Dis, toi, est-ce qu’elle te manque, cette école – là ?
A moi, elle me manque, beaucoup.
Trop.

Cette école où on ne vit pas les uns à côté (mais pas trop) des autres, mais les uns avec les autres, et même les uns sur les autres, parfois.
Cette classe où on n’a peur de rien, même pas de s’asseoir tous collés sur le banc, de prendre discrètement la main de celui d’à côté, puis de l’enlever, les joues roses et le souvenir à jamais ancré.
Ce moment où tu as juste murmuré la bonne réponse mais que je l’ai entendue parce que je l’ai lue sur tes lèvres, alors je t’ai félicité.
Cette cour dans laquelle on n’a même pas peur d’aller jouer avec les plus grands de la classe d’à côté, ni avec les plus petits, parce qu’ils aiment bien que tu leur apprennes des choses.
Ces maîtresses qui se font la bise, se serrent parfois dans leur bras.

Ce lieu où on apprend, oui, mais ensemble, sans avoir peur, jamais, sans se dire que tu as peut-être en toi quelque chose qui va lui faire du mal, après, à elle, ou à quelqu’un avec lequel elle vit.
Cette école où on grandit sans angoisse, juste avec l’envie d’y être et d’y retourner encore.
Ce portail qui se ferme sur les inquiétudes qui n’ont pas le droit d’y entrer.

Alors dis-moi, tu t’en souviens, maintenant ?

Qu’est-ce que t’as sous ton grand chapeau ?

Je crois que tu ne mesures pas à quel point.

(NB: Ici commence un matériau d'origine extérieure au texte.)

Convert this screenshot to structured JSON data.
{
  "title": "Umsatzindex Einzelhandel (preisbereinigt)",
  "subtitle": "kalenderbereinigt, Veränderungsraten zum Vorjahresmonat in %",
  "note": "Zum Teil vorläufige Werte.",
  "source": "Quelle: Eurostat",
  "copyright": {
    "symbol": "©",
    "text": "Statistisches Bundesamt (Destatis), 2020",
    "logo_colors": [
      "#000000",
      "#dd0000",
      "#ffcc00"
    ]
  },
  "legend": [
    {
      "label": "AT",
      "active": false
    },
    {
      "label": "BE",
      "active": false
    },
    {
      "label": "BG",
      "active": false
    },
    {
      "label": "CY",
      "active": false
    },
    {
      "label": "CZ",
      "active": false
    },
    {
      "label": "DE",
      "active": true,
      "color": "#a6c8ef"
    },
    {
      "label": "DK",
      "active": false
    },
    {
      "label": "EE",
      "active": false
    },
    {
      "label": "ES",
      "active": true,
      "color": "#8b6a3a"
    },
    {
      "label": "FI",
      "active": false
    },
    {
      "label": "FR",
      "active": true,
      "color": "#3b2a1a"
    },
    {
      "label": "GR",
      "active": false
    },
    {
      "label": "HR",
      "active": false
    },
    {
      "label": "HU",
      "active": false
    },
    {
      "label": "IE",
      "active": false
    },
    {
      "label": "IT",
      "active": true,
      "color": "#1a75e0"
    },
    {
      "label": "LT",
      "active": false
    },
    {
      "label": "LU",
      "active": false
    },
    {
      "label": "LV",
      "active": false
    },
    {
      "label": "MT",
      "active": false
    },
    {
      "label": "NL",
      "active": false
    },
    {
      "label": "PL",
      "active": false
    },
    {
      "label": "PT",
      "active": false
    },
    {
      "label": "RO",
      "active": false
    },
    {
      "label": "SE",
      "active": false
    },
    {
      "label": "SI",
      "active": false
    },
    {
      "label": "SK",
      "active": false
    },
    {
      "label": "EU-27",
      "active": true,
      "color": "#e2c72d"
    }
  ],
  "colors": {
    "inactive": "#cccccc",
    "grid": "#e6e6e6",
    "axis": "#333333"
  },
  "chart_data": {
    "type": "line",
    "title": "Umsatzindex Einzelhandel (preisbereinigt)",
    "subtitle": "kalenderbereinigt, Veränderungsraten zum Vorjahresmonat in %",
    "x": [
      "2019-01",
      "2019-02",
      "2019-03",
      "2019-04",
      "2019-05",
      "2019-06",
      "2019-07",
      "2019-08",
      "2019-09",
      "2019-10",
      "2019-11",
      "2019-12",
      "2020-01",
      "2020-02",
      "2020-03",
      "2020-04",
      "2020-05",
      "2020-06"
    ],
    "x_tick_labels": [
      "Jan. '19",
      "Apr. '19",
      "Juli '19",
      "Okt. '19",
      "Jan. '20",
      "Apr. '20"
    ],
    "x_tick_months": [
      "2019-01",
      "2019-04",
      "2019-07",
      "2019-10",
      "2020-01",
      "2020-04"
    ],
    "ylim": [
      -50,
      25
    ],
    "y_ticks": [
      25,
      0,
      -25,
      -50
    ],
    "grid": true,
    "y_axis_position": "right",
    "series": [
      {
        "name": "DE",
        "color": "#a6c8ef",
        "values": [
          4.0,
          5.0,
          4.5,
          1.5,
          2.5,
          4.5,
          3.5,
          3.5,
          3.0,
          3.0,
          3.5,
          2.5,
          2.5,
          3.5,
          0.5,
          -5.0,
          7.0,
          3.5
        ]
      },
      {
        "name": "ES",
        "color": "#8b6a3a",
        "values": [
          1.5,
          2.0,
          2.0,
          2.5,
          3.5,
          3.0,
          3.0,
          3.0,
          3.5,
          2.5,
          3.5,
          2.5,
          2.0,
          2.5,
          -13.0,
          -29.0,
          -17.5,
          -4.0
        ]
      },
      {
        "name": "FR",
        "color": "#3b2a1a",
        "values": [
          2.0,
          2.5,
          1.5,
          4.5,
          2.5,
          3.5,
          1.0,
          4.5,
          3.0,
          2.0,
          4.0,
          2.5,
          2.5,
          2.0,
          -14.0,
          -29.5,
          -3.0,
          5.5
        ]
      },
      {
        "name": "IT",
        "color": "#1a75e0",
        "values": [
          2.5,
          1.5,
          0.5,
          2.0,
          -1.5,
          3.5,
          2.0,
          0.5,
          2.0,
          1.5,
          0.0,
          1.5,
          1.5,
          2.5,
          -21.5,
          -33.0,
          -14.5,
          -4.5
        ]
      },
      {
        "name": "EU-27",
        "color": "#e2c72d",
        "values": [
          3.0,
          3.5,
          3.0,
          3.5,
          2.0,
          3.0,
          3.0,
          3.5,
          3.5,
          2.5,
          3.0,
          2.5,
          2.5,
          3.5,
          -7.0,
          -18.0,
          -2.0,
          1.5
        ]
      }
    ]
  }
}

Que même en essayant de toutes tes forces, tu ne peux pas te représenter.

Alors oui, tu me parleras des vacances, des mercredis, et tu auras raison.

Les vacances, en solo avec ta progéniture pendant que l’homme travaille, lui, à grosses suées.

Les mercredis dans ta voiture, les yeux rivés sur ta montre pour être sûre de ne pas rater la fin de la séance de natation, puis le début de celle de judo.

Mais je te comprends, notre sort est enviable. Nos journées de travail si courtes et nos récréations si fréquentes. Nos week-ends sur le canapé à ne plus y penser.

A ne surtout pas empêcher ton fils de détruire la boite à chaussures dans laquelle tu avais envisagé de ranger les cartes plastifiées que tu as mis tant de temps à découper, alors qu’il était minuit passé.

A ne pas te dire, en avançant sur ce chemin de randonnée, que des photos permettraient peut-être à tes élèves de travailler la géographie, les sciences et pourquoi pas la poésie.

A ne jamais attraper à la hâte ce bout de papier pour noter que ça y est, tu sais pourquoi E. n’y arrive pas et que c’est peut-être ça qui lui faudrait.

A oublier l’existence de la “To-do list” que tu as scotchée sur le frigo et que tu essaies sans beaucoup d’efficacité d’écrémer.

Ce que tu ne mesures pas, c’est tout le reste.

Savais-tu, par exemple, que pour que mes élèves étrangers essaient d’enregistrer un peu mieux les mots compliqués de cette partie l’Histoire de France que j’essaie de leur enseigner, je leur ai, ce matin même, fait écouter, une chanson d’Annie Cordy ? Chanson dont j’ai passé au préalable une demie-heure à recopier le texte, à fond dans mes oreillettes ?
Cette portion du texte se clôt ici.